Wer über die Energiewende und die zu erzielenden Energieeinsparungen spricht, denkt zunächst an das, was in privaten Haushalten und der produzierenden Industrie möglich ist. Doch der Einzelhandel verschlingt ebenfalls viel Strom: Wie das Statistik-Portal statista.com ermittelte, wurde der Verbrauch in den letzten Jahren zwar deutlich gesenkt, aber 2015 betrug er im Food-Einzelhandel immer noch 331 Kilowattstunden pro Quadratmeter. Kein Wunder, wenn man sich vor Augen hält, wofür in einem durchschnittlichen Supermarkt Strom benötigt wird: Neben der Beleuchtung und den Kassen sind dort Kühlschränke, Tiefkühltruhen, Brotbackautomaten oder Pfandautomaten in Betrieb. Viele Einzelhändler setzen für die Beleuchtung LEDs ein, auch die Kühl- und Tiefkühlgeräte wurden oft schon gegen energiesparende Modelle ausgetauscht. Doch der deutsche Wechselrichterhersteller SMA und der dänische Spezialist für Klima- und Kältetechnik Danfoss sehen noch deutliches Verbesserungspotenzial.

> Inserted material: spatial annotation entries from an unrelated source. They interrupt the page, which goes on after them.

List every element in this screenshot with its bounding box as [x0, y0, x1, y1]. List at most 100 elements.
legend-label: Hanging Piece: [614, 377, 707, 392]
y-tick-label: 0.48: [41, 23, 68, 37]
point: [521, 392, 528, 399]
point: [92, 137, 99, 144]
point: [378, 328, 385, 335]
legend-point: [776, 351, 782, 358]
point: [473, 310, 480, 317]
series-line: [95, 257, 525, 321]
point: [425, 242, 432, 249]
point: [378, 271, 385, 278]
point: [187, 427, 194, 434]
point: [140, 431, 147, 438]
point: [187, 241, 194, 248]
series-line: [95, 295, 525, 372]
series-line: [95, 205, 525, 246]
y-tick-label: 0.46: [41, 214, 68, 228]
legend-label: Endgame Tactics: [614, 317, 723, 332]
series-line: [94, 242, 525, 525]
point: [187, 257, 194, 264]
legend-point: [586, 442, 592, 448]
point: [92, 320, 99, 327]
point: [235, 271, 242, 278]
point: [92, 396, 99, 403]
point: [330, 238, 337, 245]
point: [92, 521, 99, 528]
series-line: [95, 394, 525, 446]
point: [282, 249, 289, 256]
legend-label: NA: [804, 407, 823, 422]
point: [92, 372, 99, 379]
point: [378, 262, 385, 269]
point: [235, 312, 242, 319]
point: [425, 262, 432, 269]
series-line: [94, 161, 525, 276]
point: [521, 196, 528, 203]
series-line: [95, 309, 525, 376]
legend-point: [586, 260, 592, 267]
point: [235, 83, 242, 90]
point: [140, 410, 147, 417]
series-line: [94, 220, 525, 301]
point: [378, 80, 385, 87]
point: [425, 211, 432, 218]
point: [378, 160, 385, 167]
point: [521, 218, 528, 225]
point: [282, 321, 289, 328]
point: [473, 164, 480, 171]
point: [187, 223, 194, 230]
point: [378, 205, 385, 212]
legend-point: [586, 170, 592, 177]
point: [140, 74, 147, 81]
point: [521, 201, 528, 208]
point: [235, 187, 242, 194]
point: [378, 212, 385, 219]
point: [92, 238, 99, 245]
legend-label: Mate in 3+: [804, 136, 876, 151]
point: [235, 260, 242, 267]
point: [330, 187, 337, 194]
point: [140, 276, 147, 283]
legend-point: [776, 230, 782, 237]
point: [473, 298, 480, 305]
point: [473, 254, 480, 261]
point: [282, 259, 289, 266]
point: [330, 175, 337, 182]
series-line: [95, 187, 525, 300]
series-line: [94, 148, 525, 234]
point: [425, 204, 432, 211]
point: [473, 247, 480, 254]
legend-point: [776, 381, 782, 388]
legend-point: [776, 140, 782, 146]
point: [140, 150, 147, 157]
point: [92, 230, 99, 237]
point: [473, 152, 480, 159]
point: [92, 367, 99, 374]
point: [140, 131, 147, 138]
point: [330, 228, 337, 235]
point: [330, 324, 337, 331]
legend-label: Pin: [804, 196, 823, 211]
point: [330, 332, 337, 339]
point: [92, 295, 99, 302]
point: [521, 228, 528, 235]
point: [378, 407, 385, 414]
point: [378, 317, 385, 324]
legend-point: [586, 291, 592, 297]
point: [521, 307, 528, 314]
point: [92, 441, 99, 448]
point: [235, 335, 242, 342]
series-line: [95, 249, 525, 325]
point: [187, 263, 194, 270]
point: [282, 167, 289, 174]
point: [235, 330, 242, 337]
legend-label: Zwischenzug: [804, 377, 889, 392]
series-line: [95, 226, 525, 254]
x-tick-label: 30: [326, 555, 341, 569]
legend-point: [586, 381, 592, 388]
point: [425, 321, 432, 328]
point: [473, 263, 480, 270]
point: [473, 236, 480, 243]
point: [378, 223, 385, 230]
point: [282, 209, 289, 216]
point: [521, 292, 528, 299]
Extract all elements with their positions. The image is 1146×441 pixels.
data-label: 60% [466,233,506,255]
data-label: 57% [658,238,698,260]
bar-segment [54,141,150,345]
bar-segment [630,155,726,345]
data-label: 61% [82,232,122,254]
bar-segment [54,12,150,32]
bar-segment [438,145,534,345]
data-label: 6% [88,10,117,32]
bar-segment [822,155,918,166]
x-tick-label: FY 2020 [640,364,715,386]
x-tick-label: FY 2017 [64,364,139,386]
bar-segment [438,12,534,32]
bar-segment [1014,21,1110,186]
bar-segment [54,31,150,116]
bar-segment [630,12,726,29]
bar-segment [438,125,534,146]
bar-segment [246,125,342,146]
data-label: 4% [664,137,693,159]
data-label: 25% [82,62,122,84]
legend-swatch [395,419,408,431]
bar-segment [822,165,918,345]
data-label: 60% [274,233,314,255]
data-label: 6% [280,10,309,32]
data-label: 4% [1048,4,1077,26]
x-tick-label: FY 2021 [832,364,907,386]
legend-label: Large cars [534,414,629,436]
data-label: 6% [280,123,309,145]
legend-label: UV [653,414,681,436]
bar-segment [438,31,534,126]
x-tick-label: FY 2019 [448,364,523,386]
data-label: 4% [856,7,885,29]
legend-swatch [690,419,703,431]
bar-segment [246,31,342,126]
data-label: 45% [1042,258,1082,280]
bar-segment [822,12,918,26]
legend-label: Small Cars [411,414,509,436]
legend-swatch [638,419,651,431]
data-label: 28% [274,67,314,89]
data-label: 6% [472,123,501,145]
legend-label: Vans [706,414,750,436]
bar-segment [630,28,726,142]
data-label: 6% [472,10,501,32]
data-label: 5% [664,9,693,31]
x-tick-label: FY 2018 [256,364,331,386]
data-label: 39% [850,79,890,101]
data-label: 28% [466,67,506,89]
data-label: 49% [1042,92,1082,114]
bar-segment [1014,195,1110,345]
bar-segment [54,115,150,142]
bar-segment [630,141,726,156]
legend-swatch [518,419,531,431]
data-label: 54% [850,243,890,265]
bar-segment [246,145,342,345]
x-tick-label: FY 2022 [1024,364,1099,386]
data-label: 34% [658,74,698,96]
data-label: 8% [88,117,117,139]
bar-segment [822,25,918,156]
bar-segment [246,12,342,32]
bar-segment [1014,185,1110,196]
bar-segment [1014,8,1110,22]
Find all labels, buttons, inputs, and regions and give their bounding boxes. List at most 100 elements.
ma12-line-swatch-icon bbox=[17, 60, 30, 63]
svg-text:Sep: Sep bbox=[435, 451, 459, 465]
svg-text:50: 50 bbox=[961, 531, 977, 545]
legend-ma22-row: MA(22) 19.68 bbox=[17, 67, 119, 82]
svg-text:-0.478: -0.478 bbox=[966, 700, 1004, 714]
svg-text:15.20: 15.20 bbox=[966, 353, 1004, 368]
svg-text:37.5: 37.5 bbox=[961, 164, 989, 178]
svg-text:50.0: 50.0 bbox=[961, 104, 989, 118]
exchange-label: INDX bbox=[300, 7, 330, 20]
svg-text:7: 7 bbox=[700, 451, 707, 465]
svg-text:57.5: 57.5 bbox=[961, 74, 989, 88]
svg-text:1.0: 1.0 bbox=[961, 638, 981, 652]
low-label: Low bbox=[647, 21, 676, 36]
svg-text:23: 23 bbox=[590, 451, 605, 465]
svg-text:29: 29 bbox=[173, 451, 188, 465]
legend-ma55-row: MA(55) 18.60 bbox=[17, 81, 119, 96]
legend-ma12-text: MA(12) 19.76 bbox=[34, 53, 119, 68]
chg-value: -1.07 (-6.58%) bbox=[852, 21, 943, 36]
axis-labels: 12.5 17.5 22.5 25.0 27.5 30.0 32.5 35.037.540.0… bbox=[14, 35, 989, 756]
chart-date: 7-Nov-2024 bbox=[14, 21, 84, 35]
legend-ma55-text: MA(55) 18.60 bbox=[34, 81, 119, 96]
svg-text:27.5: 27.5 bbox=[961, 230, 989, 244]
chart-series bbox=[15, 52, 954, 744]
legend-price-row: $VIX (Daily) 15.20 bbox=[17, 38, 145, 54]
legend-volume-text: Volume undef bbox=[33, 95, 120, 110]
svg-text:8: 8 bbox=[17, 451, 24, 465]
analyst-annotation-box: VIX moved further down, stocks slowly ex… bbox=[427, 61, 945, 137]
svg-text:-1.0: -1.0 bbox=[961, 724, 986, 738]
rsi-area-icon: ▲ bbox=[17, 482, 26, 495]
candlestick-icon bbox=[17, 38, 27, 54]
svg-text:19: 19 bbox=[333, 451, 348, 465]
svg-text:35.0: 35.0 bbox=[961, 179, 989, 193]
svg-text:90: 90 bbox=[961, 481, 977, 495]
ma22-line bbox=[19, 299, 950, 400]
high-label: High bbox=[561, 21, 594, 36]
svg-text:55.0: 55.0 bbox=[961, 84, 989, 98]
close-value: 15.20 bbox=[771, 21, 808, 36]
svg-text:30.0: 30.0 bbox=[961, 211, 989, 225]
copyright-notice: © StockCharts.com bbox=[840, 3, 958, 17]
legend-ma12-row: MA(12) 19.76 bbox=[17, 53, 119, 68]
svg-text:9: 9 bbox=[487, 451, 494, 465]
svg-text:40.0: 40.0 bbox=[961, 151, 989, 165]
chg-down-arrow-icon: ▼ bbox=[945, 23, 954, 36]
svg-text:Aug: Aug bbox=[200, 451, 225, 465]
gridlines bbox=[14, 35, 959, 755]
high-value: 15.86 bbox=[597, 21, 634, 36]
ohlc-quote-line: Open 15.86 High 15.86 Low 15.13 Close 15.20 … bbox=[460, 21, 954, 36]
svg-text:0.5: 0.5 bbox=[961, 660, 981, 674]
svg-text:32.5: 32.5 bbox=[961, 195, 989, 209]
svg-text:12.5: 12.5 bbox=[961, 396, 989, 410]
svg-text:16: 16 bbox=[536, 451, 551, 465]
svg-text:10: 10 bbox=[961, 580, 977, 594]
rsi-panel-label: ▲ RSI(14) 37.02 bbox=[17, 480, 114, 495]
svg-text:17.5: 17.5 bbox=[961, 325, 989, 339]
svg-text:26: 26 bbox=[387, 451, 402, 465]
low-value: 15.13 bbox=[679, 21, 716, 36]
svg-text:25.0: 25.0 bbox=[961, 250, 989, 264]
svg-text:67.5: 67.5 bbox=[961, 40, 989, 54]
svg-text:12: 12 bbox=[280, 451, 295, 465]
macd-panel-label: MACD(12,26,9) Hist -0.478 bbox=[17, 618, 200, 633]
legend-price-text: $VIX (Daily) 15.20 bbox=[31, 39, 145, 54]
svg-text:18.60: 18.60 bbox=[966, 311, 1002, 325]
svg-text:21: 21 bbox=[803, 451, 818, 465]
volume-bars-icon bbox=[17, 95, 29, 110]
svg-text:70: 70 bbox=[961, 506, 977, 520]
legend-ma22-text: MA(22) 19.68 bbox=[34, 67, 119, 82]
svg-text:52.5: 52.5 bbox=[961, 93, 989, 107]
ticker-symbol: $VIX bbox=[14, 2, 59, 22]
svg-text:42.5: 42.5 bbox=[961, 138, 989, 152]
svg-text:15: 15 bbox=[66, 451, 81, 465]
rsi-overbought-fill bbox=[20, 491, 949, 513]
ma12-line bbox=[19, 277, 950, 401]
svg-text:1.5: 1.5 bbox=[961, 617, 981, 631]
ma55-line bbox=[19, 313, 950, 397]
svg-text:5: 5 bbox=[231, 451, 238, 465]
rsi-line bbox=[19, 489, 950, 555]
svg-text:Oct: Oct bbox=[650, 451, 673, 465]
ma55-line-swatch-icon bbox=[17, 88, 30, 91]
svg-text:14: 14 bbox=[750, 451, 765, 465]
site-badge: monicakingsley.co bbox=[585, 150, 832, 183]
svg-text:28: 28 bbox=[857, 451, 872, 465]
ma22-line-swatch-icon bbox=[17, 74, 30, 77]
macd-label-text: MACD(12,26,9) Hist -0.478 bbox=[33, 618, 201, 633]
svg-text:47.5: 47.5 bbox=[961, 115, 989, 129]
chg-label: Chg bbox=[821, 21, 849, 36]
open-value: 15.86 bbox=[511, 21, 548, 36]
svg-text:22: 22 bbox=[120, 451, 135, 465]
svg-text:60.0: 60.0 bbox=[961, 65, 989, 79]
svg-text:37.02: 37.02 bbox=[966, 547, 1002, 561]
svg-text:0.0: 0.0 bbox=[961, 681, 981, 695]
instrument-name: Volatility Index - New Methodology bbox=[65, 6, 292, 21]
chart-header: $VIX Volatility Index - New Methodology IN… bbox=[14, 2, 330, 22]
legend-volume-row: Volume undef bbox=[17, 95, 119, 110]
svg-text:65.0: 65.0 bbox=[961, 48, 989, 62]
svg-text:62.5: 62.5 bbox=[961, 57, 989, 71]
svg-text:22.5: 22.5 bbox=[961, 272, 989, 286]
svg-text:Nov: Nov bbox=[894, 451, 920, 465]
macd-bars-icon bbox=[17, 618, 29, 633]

Joint Venture der Experten

Der Schlüssel der innovativen Zusammenarbeit der beiden Unternehmen liegt in der Vernetzung von Photovoltaik, Speichertechnik, E-Mobilität sowie Kühl- und Kältetechnik. Die Stromverbraucher sollen dabei intelligent gesteuert werden: Die Smart-Home-Plattform Ennex OS von SMA wird mit Danfoss‘ Systemmanager SM800 gekoppelt, sodass die Supermärkte in den Energiemarkt integriert werden. Vor Ort werden die Backöfen sowie die Kühl- und Gefriergeräte über die SMA-Plattform und den Systemmanager mit einer PV-Anlage, einem Speicher und einer Auto-Ladesäule vernetzt. Außerdem wird eine Schnittstelle bereitgestellt, über die der Zugang zum Energiemarkt hergestellt wird. Die Stromverbraucher werden schwerpunktmäßig immer dann eingeschaltet, wenn durch die Photovoltaik-Anlage und/oder den Stromspeicher genügend Strom zur Verfügung gestellt werden kann. Überschüssiger selbst erzeugter Strom wird entweder gespeichert oder dem Strommarkt zugeführt. Für die Phasen, in denen die selbst erzeugte oder gespeicherte Strommenge nicht ausreicht, wird „klassisch“ Strom zugeführt – vor allem dann, wenn seine Kosten auf dem Strommarkt niedrig sind. In dieses System lassen sich auch Ladestationen für Elektro-Autos einbinden.

Ist das die Zukunft?

Die Manager beider Unternehmen sind vom Erfolg ihres Modells überzeugt und schauen bereits in die Zukunft: Sie sehen Supermärkte schon bald nicht nur als Lieferanten von Produkten des täglichen Bedarfs, sondern als Mitspieler auf dem Strommarkt, die eine Umwandlung des Stromnetzes vorantreiben können, damit es „sicherer, grüner und flexibler wird“ (Danfoss Cooling-Präsident Jürgen Fischer). Jetzt müssen voraussichtlich noch die Kartellbehörden dem Joint Venture zustimmen.